🤖 AI Summary
To address challenges in flight trajectory prediction (FTP)—including high computational complexity of Koopman operator estimation, lengthy training times, poor interpretability, and difficulty modeling nonlinear dynamics—this paper proposes a data-driven modeling framework integrating HIPPO basis functions, Koopman theory, and structured state-space equations. The method directly learns a low-dimensional linear Koopman operator from observational data, bypassing explicit identification of high-dimensional nonlinear dynamics. This reduces the number of parameters by an order of magnitude and cuts memory consumption by over 50%, while achieving training efficiency comparable to the CUDA-disabled Mamba module. The resulting model preserves strong interpretability and native compatibility with control design.

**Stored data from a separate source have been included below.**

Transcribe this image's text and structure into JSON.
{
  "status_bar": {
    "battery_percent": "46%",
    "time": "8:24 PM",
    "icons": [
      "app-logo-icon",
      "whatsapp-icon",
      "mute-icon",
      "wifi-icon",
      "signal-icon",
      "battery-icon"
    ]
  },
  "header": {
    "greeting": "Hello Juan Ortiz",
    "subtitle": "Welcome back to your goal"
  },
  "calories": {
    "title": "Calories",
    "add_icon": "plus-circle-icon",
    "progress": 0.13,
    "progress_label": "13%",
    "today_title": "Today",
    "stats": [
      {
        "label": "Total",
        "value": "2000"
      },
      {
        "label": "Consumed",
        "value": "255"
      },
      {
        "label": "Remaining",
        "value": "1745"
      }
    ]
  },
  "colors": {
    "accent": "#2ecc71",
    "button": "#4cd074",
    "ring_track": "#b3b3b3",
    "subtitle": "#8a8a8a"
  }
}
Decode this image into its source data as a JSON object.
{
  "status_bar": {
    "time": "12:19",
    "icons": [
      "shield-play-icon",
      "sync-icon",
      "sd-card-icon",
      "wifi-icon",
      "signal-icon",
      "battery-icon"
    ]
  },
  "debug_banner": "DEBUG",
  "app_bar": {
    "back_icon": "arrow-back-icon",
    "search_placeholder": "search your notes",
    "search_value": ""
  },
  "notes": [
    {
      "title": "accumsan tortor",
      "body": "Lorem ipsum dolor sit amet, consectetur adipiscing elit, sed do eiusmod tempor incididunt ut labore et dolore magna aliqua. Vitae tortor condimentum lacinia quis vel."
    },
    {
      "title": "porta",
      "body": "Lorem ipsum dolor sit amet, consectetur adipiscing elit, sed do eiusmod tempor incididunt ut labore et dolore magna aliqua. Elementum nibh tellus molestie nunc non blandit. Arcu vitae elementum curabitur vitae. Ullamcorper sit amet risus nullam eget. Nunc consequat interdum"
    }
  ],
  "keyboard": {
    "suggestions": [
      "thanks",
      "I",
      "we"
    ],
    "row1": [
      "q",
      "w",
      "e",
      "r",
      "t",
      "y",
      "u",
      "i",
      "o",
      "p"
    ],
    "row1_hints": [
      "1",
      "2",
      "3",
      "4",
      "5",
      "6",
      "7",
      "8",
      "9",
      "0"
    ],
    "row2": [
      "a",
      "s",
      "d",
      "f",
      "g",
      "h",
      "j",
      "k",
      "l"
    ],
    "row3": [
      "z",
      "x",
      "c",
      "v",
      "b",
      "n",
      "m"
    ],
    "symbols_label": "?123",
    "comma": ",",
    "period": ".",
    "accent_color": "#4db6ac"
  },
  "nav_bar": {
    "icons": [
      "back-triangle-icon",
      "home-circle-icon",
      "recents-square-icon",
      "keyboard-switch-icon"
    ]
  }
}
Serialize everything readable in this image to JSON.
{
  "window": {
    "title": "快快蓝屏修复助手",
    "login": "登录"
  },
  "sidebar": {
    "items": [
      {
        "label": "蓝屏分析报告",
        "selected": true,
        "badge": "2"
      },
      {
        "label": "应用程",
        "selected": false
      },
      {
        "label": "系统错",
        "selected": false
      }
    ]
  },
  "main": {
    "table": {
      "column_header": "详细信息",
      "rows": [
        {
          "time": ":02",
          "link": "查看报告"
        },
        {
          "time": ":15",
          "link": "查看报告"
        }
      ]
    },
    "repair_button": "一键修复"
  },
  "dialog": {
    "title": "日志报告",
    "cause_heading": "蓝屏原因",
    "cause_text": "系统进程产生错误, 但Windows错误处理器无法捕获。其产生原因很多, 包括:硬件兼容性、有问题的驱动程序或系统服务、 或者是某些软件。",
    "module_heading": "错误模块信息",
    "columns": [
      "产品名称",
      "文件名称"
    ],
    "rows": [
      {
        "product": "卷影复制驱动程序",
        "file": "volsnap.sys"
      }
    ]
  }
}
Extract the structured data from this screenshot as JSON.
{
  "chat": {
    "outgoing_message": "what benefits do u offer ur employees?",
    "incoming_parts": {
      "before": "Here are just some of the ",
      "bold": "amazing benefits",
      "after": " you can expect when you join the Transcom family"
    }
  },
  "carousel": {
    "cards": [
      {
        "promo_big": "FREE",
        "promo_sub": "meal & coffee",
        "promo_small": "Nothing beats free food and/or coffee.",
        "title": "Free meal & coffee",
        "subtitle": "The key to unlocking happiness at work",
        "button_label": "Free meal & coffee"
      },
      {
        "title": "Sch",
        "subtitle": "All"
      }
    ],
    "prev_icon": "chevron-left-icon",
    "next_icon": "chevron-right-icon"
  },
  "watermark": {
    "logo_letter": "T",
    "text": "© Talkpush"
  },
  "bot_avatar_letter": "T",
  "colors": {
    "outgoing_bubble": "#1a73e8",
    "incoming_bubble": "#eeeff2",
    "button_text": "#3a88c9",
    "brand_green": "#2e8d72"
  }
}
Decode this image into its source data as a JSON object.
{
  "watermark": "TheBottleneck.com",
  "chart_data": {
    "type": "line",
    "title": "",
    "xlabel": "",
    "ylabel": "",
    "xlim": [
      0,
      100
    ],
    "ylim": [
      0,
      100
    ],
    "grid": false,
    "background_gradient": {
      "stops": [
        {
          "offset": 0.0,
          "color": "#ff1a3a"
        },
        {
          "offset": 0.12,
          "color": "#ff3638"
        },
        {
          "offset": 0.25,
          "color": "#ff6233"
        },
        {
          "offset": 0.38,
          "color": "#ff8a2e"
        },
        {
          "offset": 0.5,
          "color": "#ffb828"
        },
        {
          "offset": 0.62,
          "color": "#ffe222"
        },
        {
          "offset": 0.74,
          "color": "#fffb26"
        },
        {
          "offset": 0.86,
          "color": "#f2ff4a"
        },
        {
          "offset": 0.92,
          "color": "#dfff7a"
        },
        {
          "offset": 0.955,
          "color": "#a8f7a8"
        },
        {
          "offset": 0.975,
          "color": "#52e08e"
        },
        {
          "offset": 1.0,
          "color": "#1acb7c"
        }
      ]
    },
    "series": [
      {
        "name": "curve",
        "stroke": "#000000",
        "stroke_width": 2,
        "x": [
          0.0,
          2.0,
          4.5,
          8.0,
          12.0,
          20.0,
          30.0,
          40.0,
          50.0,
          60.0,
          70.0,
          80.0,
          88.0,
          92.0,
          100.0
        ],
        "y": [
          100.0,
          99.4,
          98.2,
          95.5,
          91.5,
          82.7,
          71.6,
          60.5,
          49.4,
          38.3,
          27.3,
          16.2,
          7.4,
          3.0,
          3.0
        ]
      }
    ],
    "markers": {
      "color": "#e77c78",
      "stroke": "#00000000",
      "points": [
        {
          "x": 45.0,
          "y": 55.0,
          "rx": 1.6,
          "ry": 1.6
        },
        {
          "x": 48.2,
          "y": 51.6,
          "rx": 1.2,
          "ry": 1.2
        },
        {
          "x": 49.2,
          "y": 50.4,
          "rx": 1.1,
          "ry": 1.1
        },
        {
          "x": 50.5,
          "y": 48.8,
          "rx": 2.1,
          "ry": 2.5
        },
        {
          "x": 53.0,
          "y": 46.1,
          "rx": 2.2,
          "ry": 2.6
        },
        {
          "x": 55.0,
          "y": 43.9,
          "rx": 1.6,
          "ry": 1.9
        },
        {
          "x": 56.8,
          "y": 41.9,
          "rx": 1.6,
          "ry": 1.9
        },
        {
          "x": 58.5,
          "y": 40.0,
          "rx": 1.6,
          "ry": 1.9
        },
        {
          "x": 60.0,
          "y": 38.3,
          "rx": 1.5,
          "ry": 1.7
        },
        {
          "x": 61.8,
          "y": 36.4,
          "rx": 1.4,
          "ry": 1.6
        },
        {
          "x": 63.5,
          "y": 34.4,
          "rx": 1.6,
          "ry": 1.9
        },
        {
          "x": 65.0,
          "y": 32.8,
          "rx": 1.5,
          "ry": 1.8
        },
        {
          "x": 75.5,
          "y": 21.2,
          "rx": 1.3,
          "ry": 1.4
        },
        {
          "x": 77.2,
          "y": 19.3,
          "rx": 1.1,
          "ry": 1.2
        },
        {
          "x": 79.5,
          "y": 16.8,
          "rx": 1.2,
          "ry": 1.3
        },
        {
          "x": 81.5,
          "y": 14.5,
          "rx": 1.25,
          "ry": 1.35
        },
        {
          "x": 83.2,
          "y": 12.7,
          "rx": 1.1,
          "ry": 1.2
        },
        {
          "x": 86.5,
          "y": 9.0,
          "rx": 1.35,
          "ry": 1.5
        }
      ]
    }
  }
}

By unifying time-series forecasting and closed-loop control within a single, efficient paradigm, the framework advances both predictive accuracy and deployability for aerospace applications.
📝 Abstract
The Koopman theory is a powerful and effective modeling tool for converting nonlinear systems into linear representations, and flight trajectory prediction (FTP) is a complex nonlinear system. However, current models applying the Koopman theory to FTP tasks are not very effective, model interpretability is indeed an issue, and the Koopman operators are computationally intensive, resulting in long training times. To address this issue, this paper proposes a new modeling and control framework based on the HIPPO method, the Koopman theory, and state space equations from cybernetics: FlightKooba. Inspired by the idea of structural state space equations, FlightKooba directly constructs the Koopman operators from data. This makes the framework highly interpretable and significantly reduces the number of trainable parameters in the module, thereby greatly reducing training time. Experiments have demonstrated the superiority of the FlightKooba modeling method in terms of time and memory consumption (training time comparable to the Mamba module without using CUDA-level acceleration; memory reduced by more than 50% on most datasets, with a tenfold reduction in the number of parameters), essentially completing the FTP task. It provides a new method for the fast computation of the Koopman operators, opening up new possibilities for the combination of time series forecasting and control.